Love In The Lockup: Who Is Kevin Barry Love?

Love is a Staten Island developer and longtime political figure who has operated largely behind the scenes of Hanks’ political organization. He has been described in court filings and prior reporting as Hanks’ husband, adviser, fundraiser, and political operator.

Kevin Barry Love said the Hanks Campaign was "broke" and couldn't pay workers. A few weeks later, he's strolling the streets of Paris.
Love In The Lockup: Kevin Barry Love said the 2017 Hanks Campaign was “broke” and couldn’t pay workers. A few weeks later, he’s strolling the streets of Paris.

He has also become a controversial figure because of allegations involving unpaid campaign obligations, threatening communications, pressure on developers, and the alleged use of political relationships to intimidate adversaries.

Love and Hanks are defendants in litigation brought by journalist and former attorney Richard Luthmann arising from work connected to Hanks’ unsuccessful 2017 City Council campaign. The dispute began over approximately $86,000 in allegedly unpaid legal, political, and campaign-related services. Love denied the debt allegations and called them a “vulgar lie.”

Subsequent filings expanded the case into allegations of political interference, threats, campaign misconduct, and efforts to frustrate the litigation.

Prior reporting has also described a recorded collections-related telephone call in which Love allegedly invoked the FBI, the Department of Justice, and political allies while responding to demands for payment. Separate reporting has alleged that Love referenced government contracts, discretionary funding, development approvals, and Hanks’ political influence while communicating with Staten Island developers.

The 120th Precinct serves Staten Island’s North Shore, including much of the territory represented by Hanks. The location also carries a personal connection for Love: his late father, retired NYPD officer John B. Love, previously served at the precinct.

Kamillah Hanks and the Power Question

Hanks represents District 49 on Staten Island’s North Shore and serves as Council majority whip. Her office participates in constituent services, legislative work, land-use advocacy, neighborhood development, and discretionary-funding recommendations. There is no allegation that Hanks was arrested, and no evidence presently establishes that she committed a crime.

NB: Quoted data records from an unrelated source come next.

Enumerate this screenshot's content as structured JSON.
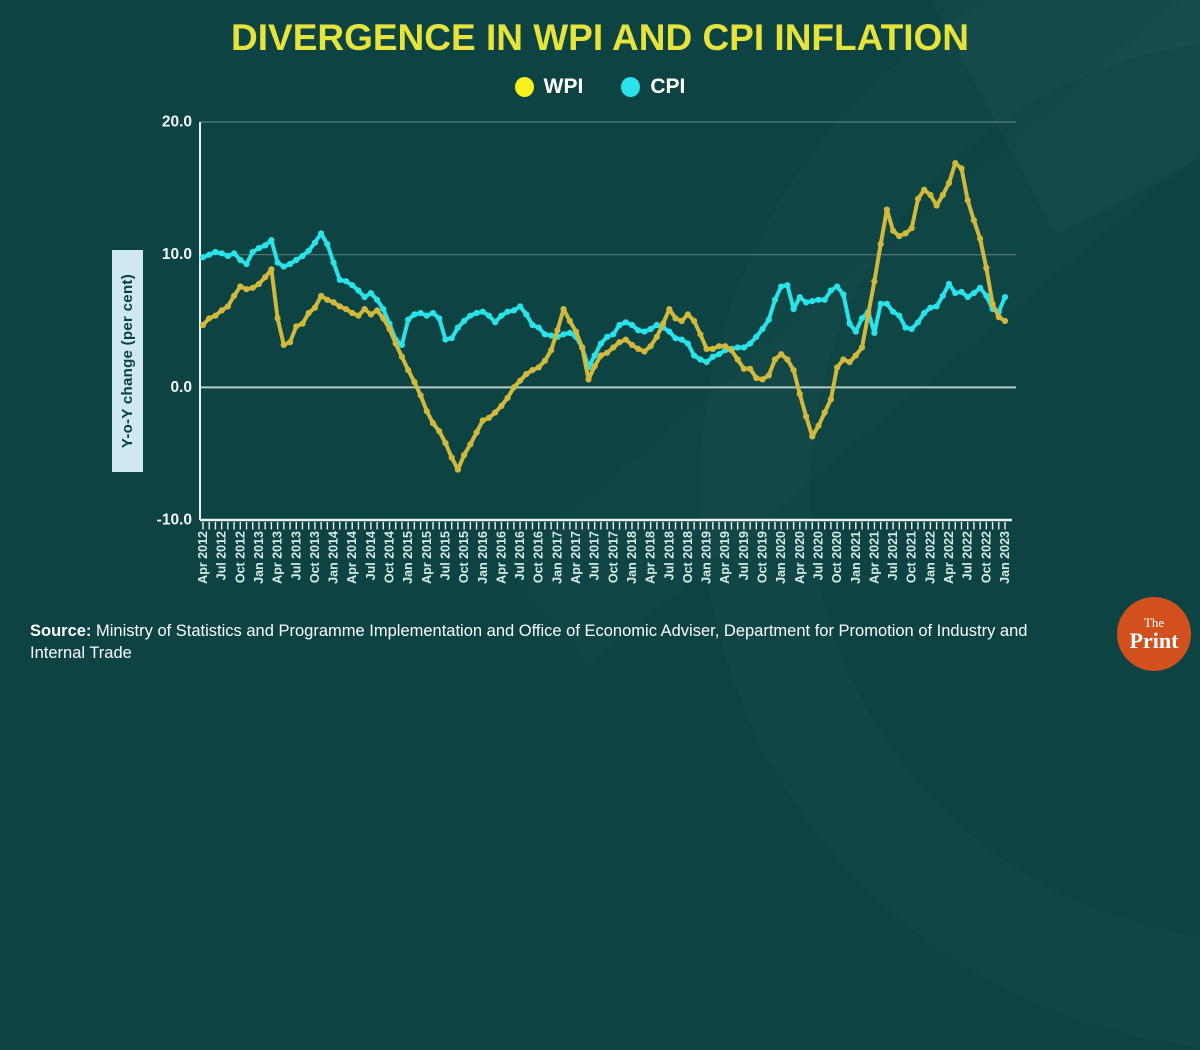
{
  "title": "DIVERGENCE IN WPI AND CPI INFLATION",
  "legend": {
    "items": [
      {
        "label": "WPI",
        "color": "#f6f21c"
      },
      {
        "label": "CPI",
        "color": "#29e2ea"
      }
    ]
  },
  "y_axis": {
    "title": "Y-o-Y change (per cent)",
    "tick_labels": [
      "20.0",
      "10.0",
      "0.0",
      "-10.0"
    ]
  },
  "source": {
    "label": "Source:",
    "text": " Ministry of Statistics and Programme Implementation  and Office of Economic Adviser, Department for Promotion of Industry and Internal Trade"
  },
  "logo": {
    "line1": "The",
    "line2": "Print"
  },
  "colors": {
    "background": "#0d4343",
    "title": "#e6e33c",
    "axis": "#e9f4f1",
    "gridline": "rgba(255,255,255,0.30)",
    "zero_line": "rgba(240,248,246,0.75)",
    "x_tick_label": "#d5ebe4",
    "y_tick_label": "#f3f8f6",
    "wpi_line": "#d0b93c",
    "cpi_line": "#29e2ea"
  },
  "chart_data": {
    "type": "line",
    "title": "DIVERGENCE IN WPI AND CPI INFLATION",
    "ylabel": "Y-o-Y change (per cent)",
    "ylim": [
      -10,
      20
    ],
    "y_gridlines": [
      20,
      10,
      0
    ],
    "x_frequency": "monthly",
    "x_start": "Apr 2012",
    "x_end": "Jan 2023",
    "legend_position": "top-center",
    "x_tick_labels": [
      "Apr 2012",
      "Jul 2012",
      "Oct 2012",
      "Jan 2013",
      "Apr 2013",
      "Jul 2013",
      "Oct 2013",
      "Jan 2014",
      "Apr 2014",
      "Jul 2014",
      "Oct 2014",
      "Jan 2015",
      "Apr 2015",
      "Jul 2015",
      "Oct 2015",
      "Jan 2016",
      "Apr 2016",
      "Jul 2016",
      "Oct 2016",
      "Jan 2017",
      "Apr 2017",
      "Jul 2017",
      "Oct 2017",
      "Jan 2018",
      "Apr 2018",
      "Jul 2018",
      "Oct 2018",
      "Jan 2019",
      "Apr 2019",
      "Jul 2019",
      "Oct 2019",
      "Jan 2020",
      "Apr 2020",
      "Jul 2020",
      "Oct 2020",
      "Jan 2021",
      "Apr 2021",
      "Jul 2021",
      "Oct 2021",
      "Jan 2022",
      "Apr 2022",
      "Jul 2022",
      "Oct 2022",
      "Jan 2023"
    ],
    "series": [
      {
        "name": "WPI",
        "color": "#d0b93c",
        "values": [
          4.7,
          5.2,
          5.4,
          5.8,
          6.1,
          6.9,
          7.6,
          7.4,
          7.5,
          7.8,
          8.3,
          8.9,
          5.2,
          3.2,
          3.4,
          4.6,
          4.8,
          5.6,
          6.0,
          6.9,
          6.6,
          6.4,
          6.1,
          5.9,
          5.6,
          5.4,
          5.9,
          5.5,
          5.8,
          5.2,
          4.4,
          3.3,
          2.3,
          1.3,
          0.4,
          -0.6,
          -1.8,
          -2.7,
          -3.3,
          -4.2,
          -5.3,
          -6.2,
          -5.1,
          -4.3,
          -3.4,
          -2.5,
          -2.3,
          -1.9,
          -1.4,
          -0.8,
          0.0,
          0.5,
          1.0,
          1.3,
          1.5,
          2.0,
          2.8,
          4.3,
          5.9,
          5.0,
          4.2,
          3.0,
          0.6,
          1.6,
          2.4,
          2.6,
          3.0,
          3.4,
          3.6,
          3.2,
          2.9,
          2.7,
          3.1,
          3.8,
          4.8,
          5.9,
          5.2,
          5.0,
          5.5,
          5.0,
          4.0,
          2.9,
          2.9,
          3.1,
          3.1,
          2.8,
          2.1,
          1.4,
          1.4,
          0.7,
          0.6,
          0.9,
          2.1,
          2.5,
          2.1,
          1.3,
          -0.5,
          -2.2,
          -3.7,
          -2.9,
          -1.9,
          -0.9,
          1.5,
          2.1,
          1.9,
          2.4,
          3.0,
          5.5,
          8.0,
          10.8,
          13.4,
          11.8,
          11.4,
          11.6,
          12.0,
          14.2,
          14.9,
          14.5,
          13.7,
          14.5,
          15.4,
          16.9,
          16.5,
          14.1,
          12.6,
          11.2,
          9.0,
          6.3,
          5.3,
          5.0
        ]
      },
      {
        "name": "CPI",
        "color": "#29e2ea",
        "values": [
          9.8,
          10.0,
          10.2,
          10.1,
          9.9,
          10.1,
          9.6,
          9.3,
          10.2,
          10.5,
          10.7,
          11.1,
          9.4,
          9.1,
          9.3,
          9.6,
          9.9,
          10.3,
          10.9,
          11.6,
          10.8,
          9.4,
          8.1,
          8.0,
          7.7,
          7.3,
          6.8,
          7.1,
          6.6,
          5.9,
          4.8,
          3.6,
          3.2,
          5.1,
          5.5,
          5.6,
          5.4,
          5.6,
          5.2,
          3.6,
          3.7,
          4.5,
          5.0,
          5.4,
          5.6,
          5.7,
          5.4,
          4.9,
          5.4,
          5.7,
          5.8,
          6.1,
          5.5,
          4.7,
          4.5,
          4.0,
          3.9,
          3.8,
          4.0,
          4.1,
          3.8,
          3.0,
          1.5,
          2.4,
          3.3,
          3.8,
          4.0,
          4.7,
          4.9,
          4.7,
          4.3,
          4.2,
          4.4,
          4.7,
          4.5,
          4.2,
          3.7,
          3.6,
          3.3,
          2.4,
          2.1,
          1.9,
          2.3,
          2.5,
          2.8,
          2.9,
          3.0,
          3.0,
          3.3,
          3.8,
          4.4,
          5.1,
          6.6,
          7.6,
          7.7,
          5.9,
          6.8,
          6.4,
          6.5,
          6.6,
          6.6,
          7.3,
          7.6,
          7.0,
          4.8,
          4.2,
          5.2,
          5.7,
          4.1,
          6.3,
          6.3,
          5.7,
          5.4,
          4.5,
          4.4,
          4.9,
          5.6,
          6.0,
          6.1,
          6.9,
          7.8,
          7.1,
          7.2,
          6.8,
          7.1,
          7.5,
          6.9,
          5.9,
          5.7,
          6.8
        ]
      }
    ]
  }
}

Coke Corruption and Kamillah: NYC Council's Hanks tied to accused drug kingpin Ettore Mazzei. DA McMahon and Sen. Spanton still back her.
Love In The Lockup: Embattled NYC Council Member Kamillah Hanks [L] has direct ties to Drug Lord Ettore Mazzei. DA Michael E. McMahon [R] is prosecuting him. Her husband, Kevin Barry Love, was reportedly detained and arrested.

The issue is narrower and more serious: Did she use her position to influence what happened to her husband after police placed him in a cell?

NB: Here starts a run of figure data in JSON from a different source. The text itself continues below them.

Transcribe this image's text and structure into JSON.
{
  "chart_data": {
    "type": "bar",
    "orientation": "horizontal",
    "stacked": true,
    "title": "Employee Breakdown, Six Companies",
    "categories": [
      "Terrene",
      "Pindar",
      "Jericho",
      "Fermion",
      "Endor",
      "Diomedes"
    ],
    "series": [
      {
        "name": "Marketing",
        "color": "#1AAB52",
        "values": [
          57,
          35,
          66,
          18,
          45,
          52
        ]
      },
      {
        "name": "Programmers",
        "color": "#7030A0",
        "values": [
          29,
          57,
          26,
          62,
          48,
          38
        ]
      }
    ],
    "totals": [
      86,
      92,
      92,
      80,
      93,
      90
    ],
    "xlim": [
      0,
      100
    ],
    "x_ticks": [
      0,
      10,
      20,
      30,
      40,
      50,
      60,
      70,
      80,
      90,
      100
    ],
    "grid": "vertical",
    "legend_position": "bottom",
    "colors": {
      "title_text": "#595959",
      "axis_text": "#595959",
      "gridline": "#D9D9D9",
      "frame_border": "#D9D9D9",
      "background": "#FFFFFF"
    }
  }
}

An ordinary New Yorker may call a precinct and ask about a loved one. An ordinary New Yorker does not necessarily have direct access to the First Deputy Commissioner. That difference does not establish corruption. It is precisely why the NYPD must disclose whether political influence entered the process.

The Department should answer whether Love was arrested, why he was held, whether his property was vouchered, whether Hanks contacted senior officials, whether Kinsella contacted the precinct, and whether any officer received instructions outside the normal chain of command. Internal Affairs should also disclose, when appropriate, the status of Log No. 2026-24243.

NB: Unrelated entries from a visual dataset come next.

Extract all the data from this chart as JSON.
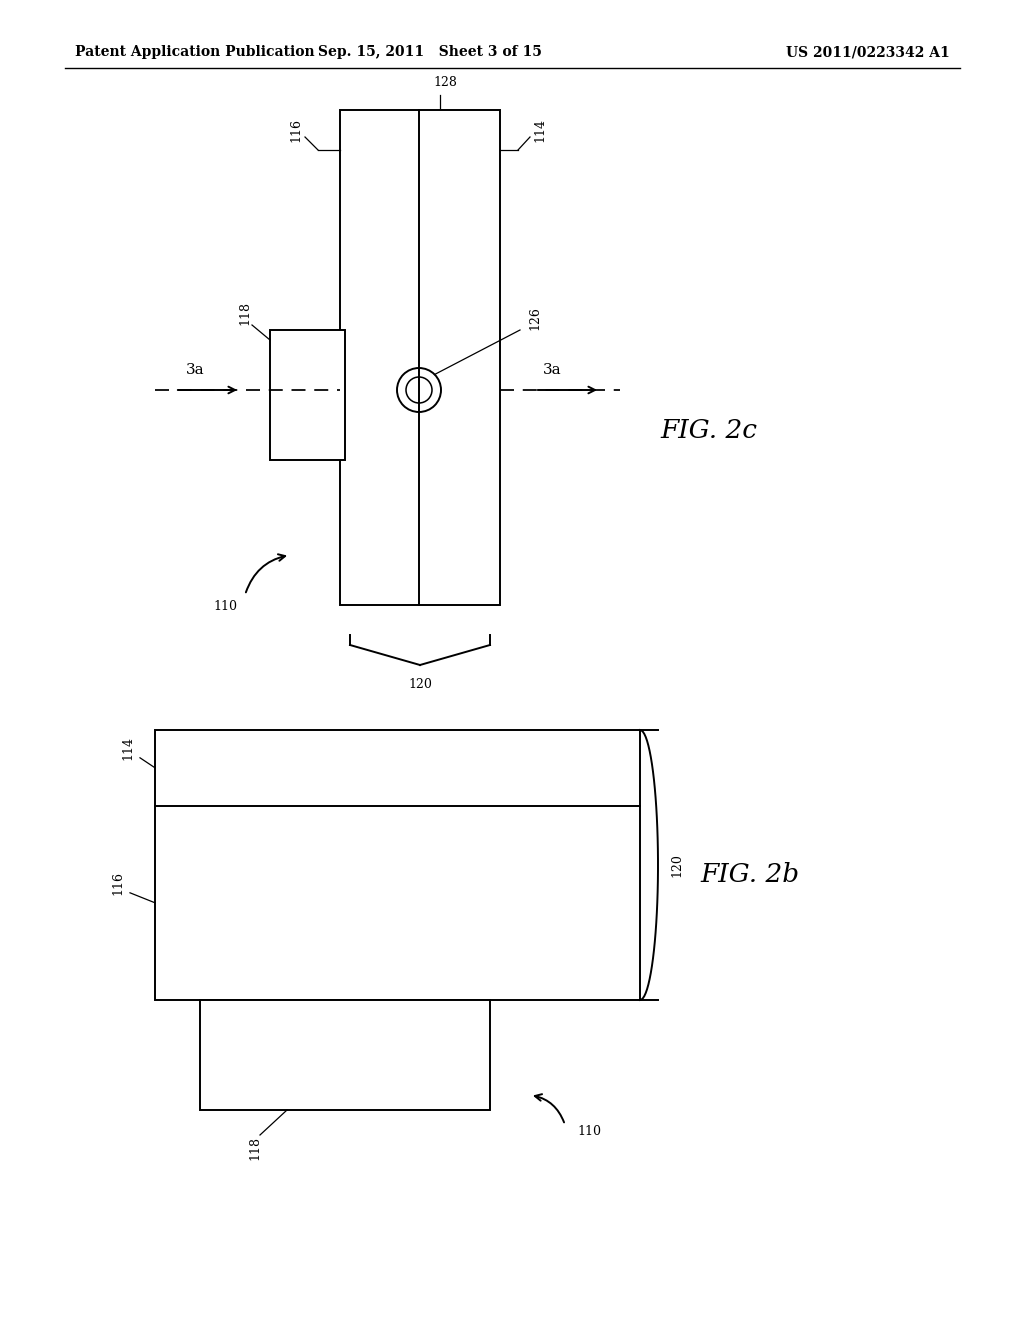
{
  "bg_color": "#ffffff",
  "line_color": "#000000",
  "header_left": "Patent Application Publication",
  "header_center": "Sep. 15, 2011   Sheet 3 of 15",
  "header_right": "US 2011/0223342 A1",
  "fig2c_label": "FIG. 2c",
  "fig2b_label": "FIG. 2b"
}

The NYPD does not owe the press confidential evidence or sensitive investigative strategy. It does owe the public confidence that a precinct cell is not governed by political rank.

DEVELOPING: NY News Press is continuing to seek comment and documentation from the NYPD, the Internal Affairs Bureau, the Richmond County District Attorney’s Office, Council Member Kamillah Hanks, First Deputy Commissioner Tania Kinsella, Kevin Barry Love, and their representatives. This report will be updated as additional verified information becomes available.